Southern Baptist Convention President J.D. Greear addressed the country’s hostile political climate, and the church’s place in it, at a gathering of more than 1,000 Baptist leaders from the Midwest.
Evangelism is the core calling of the church, Greear told leaders gathered in Springfield for the 2020 Midwest Leadership Summit. That means we have to avoid other things that are going to distract us from the gospel, said the pastor of The Summit Church in Raleigh-Durham.
“We’re not the first people in the history of the church to have a politically divided society,” Greear said. First-century Rome had all kinds of political problems, he noted, but the New Testament apostles mostly avoided discussion of those things.
“It’s not that Christians don’t have anything to say to Washington D.C. or to Rome,” Greear said. “We do and we should. [It’s] just that when that becomes the focus of the church, our message is obscured.
“You realize that in our political climate, the moment that we are seen as the stooge for one political party, we’re going to lose all audience with the other.”
In Luke 12, Greear preached, a man came to Jesus with a family dispute involving his brother. Jesus had a shocking response to the man’s story, which Greear called a “genuine social justice complaint.” Instead of resolving the dispute, he preached a sermon on greed that applied to both brothers.
Jesus didn’t respond that way because he didn’t care about justice, or because he was insensitive about injustice. Indeed, Greear said, Jesus’ ministry was about bringing the justice of the kingdom of God. But he knew getting involved would take away from his central task, and create a barrier between him and some of the people he was called to reach.
“When we tie our message too closely to a political platform,” Greear warned, “we put an unnecessary obstacle in the way of the gospel for at least half of our mission field.” And we can’t afford to write off half our mission field, he said.
Clearing the path
Some pastors have told him they speak about their political opinions sometimes, Greear said, but they keep it separate from the official message of the church. “Congregation members just don’t have that category,” Greear countered. When it comes from the pastor, he said, people associate with the central identity of the church, and conflate it with the core message.
Speaking about the country’s political climate, Greear said he had people in his church who agree with current leaders and policies, and people who don’t.
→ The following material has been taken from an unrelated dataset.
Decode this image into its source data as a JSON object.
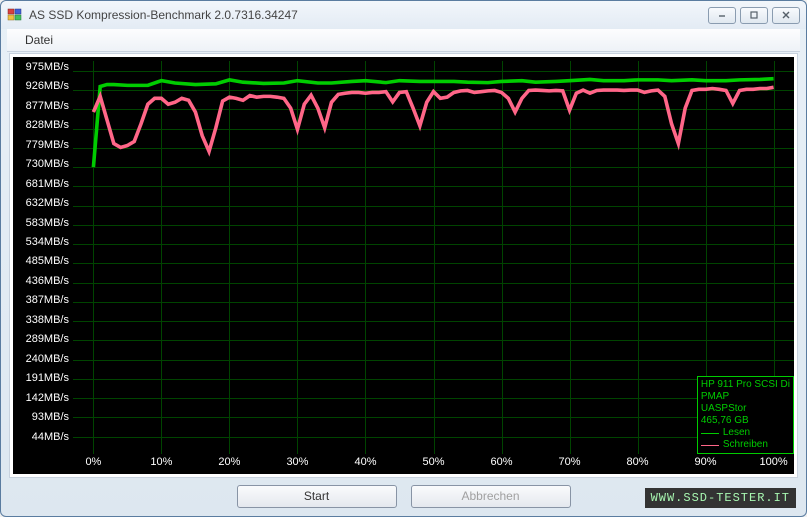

He acknowledged the Baptist leaders gathered in Springfield also differ on the issues, and could have said, “Amen,” as he was describing either side. Grinning, Greear thanked the crowd for exercising their “legendary Midwest restraint,” the room echoing with laughter.
He recounted the story of a woman who visited his church and later told him that she actually had first “met” him on Twitter, when they had interacted about abortion and Greear’s pro-life positions.
“Eventually I was overwhelmed by the truth of the gospel and I got saved,” she wrote Greear in a letter after making her profession of faith in Jesus. She had known the pastor’s positions on certain issues, but because he didn’t make his church “the Republican church,” she said, she came and heard and responded to the gospel.
“Now I feel like I’m relearning everything,” she wrote, “and I just want to thank you for not putting politics in my path to the gospel.”
Politics is important to him, Greear acknowledged. But her soul and others like her are even more so. “Don’t we care about almost half the country that identifies with her?”
That doesn’t mean not speaking out on important issues, he said. “We have to be unapologetic and unwavering in our stands for the sanctity of life, the sanctity of marriage, the preciousness of religious liberty. We’ve got to be vocal about the secular threats that are coming to religious liberty.
“We’ve got to be equally clear on the wrongness of injustice or racial discrimination; the dignity of the immigrant; and our responsibility to care for the poor. We’ve got to speak out, even if it’s unpopular, and even sometimes if it means backing policy that supports it.” That’s what it means to be salt and light in our communities, he said.
“But we’ve also got to realize that conscientious Christians can disagree about the best applications of certain social policies. And where Scripture does not draw a direct line between a virtue and a policy, well, neither should we.”
In Matthew 11, Greear noted, the list of disciples Jesus called includes two men on opposite sides of one of the most divisive political issues of their day. Simon the Zealot and Matthew the tax collector would have disagreed about how to deal with the Roman authorities over them.
“At the end of the day, those disciples had something greater in common in their love of Jesus than they did in the things that divided them in a strategy about Rome,” Greear said. Can we do this too, he asked Midwest leaders. “Can we second our important convictions in light of our most essential one?”
“Unity in our churches around the gospel is more important than absolute uniformity of our politics.”